"Today, it would seem, Democrats and Republicans are engaged in a contest of who can 'out-hawk' the other on Russia," said the weekly American journal.
In late April, the majority of members of the US Senate Armed Services Committee urged Barack Obama to send lethal aid to Ukraine. Only two senators were not convinced this is a necessary step.
According to the Nation, it is in fact Kiev that does not want to listen to Western European leaders urging the post-Maidan authorities to adhere to the agreements and solve the crisis peacefully. Much to Europe's frustration, Kiev does not seem to be in any hurry to implement the deal.
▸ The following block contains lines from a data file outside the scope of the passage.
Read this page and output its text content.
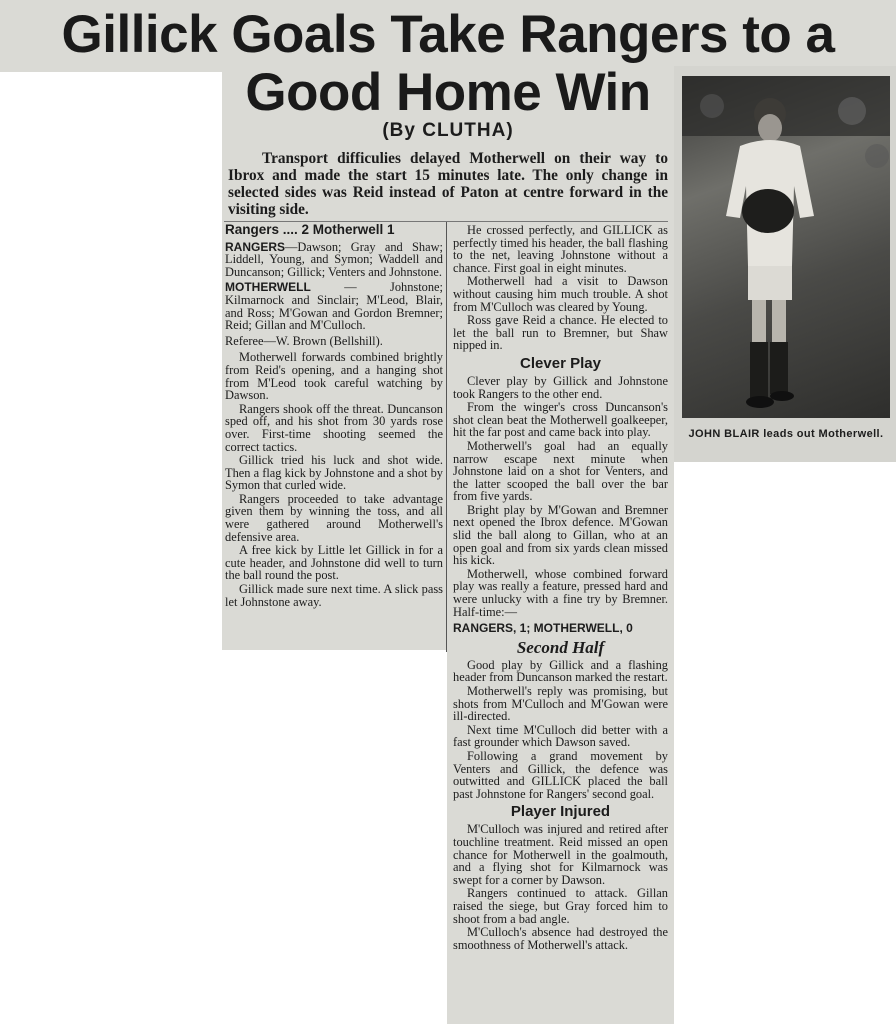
Gillick Goals Take Rangers to a
Good Home Win
(By CLUTHA)
Transport difficulies delayed Motherwell on their way to Ibrox and made the start 15 minutes late. The only change in selected sides was Reid instead of Paton at centre forward in the visiting side.

Rangers .... 2 Motherwell 1

RANGERS—Dawson; Gray and Shaw; Liddell, Young, and Symon; Waddell and Duncanson; Gillick; Venters and Johnstone.

MOTHERWELL — Johnstone; Kilmarnock and Sinclair; M'Leod, Blair, and Ross; M'Gowan and Gordon Bremner; Reid; Gillan and M'Culloch.

Referee—W. Brown (Bellshill).

Motherwell forwards combined brightly from Reid's opening, and a hanging shot from M'Leod took careful watching by Dawson.

Rangers shook off the threat. Duncanson sped off, and his shot from 30 yards rose over. First-time shooting seemed the correct tactics.

Gillick tried his luck and shot wide. Then a flag kick by Johnstone and a shot by Symon that curled wide.

Rangers proceeded to take advantage given them by winning the toss, and all were gathered around Motherwell's defensive area.

A free kick by Little let Gillick in for a cute header, and Johnstone did well to turn the ball round the post.

Gillick made sure next time. A slick pass let Johnstone away.

He crossed perfectly, and GILLICK as perfectly timed his header, the ball flashing to the net, leaving Johnstone without a chance. First goal in eight minutes.

Motherwell had a visit to Dawson without causing him much trouble. A shot from M'Culloch was cleared by Young.

Ross gave Reid a chance. He elected to let the ball run to Bremner, but Shaw nipped in.

Clever Play

Clever play by Gillick and Johnstone took Rangers to the other end.

From the winger's cross Duncanson's shot clean beat the Motherwell goalkeeper, hit the far post and came back into play.

Motherwell's goal had an equally narrow escape next minute when Johnstone laid on a shot for Venters, and the latter scooped the ball over the bar from five yards.

Bright play by M'Gowan and Bremner next opened the Ibrox defence. M'Gowan slid the ball along to Gillan, who at an open goal and from six yards clean missed his kick.

Motherwell, whose combined forward play was really a feature, pressed hard and were unlucky with a fine try by Bremner. Half-time:—

RANGERS, 1; MOTHERWELL, 0

Second Half

Good play by Gillick and a flashing header from Duncanson marked the restart.

Motherwell's reply was promising, but shots from M'Culloch and M'Gowan were ill-directed.

Next time M'Culloch did better with a fast grounder which Dawson saved.

Following a grand movement by Venters and Gillick, the defence was outwitted and GILLICK placed the ball past Johnstone for Rangers' second goal.

Player Injured

M'Culloch was injured and retired after touchline treatment. Reid missed an open chance for Motherwell in the goalmouth, and a flying shot for Kilmarnock was swept for a corner by Dawson.

Rangers continued to attack. Gillan raised the siege, but Gray forced him to shoot from a bad angle.

M'Culloch's absence had destroyed the smoothness of Motherwell's attack.

JOHN BLAIR leads out Motherwell.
The hawks in the Senate Armed Services Committee also found a powerful ally in NATO's top commander Gen. Philip Breedlove. Last week, he told the committee he supports the consideration of providing offensive weapons to Ukraine as a tool to tackle what he branded "Russian aggression."
It has been a longstanding position of Russia and Europe that providing lethal aid to Ukraine would only make things worse in the region. As recently as last week, three European foreign ministers, including Germany's top diplomat Frank-Walter Steinmeier, once again underlined that the political solution of the Ukrainian crisis is the only option.
"Breedlove's testimony also inadvertently helped confirm the basis of one of Russia's principal objections to American policy: that it is being hedged in on all sides by the American military," the Nation pointed out.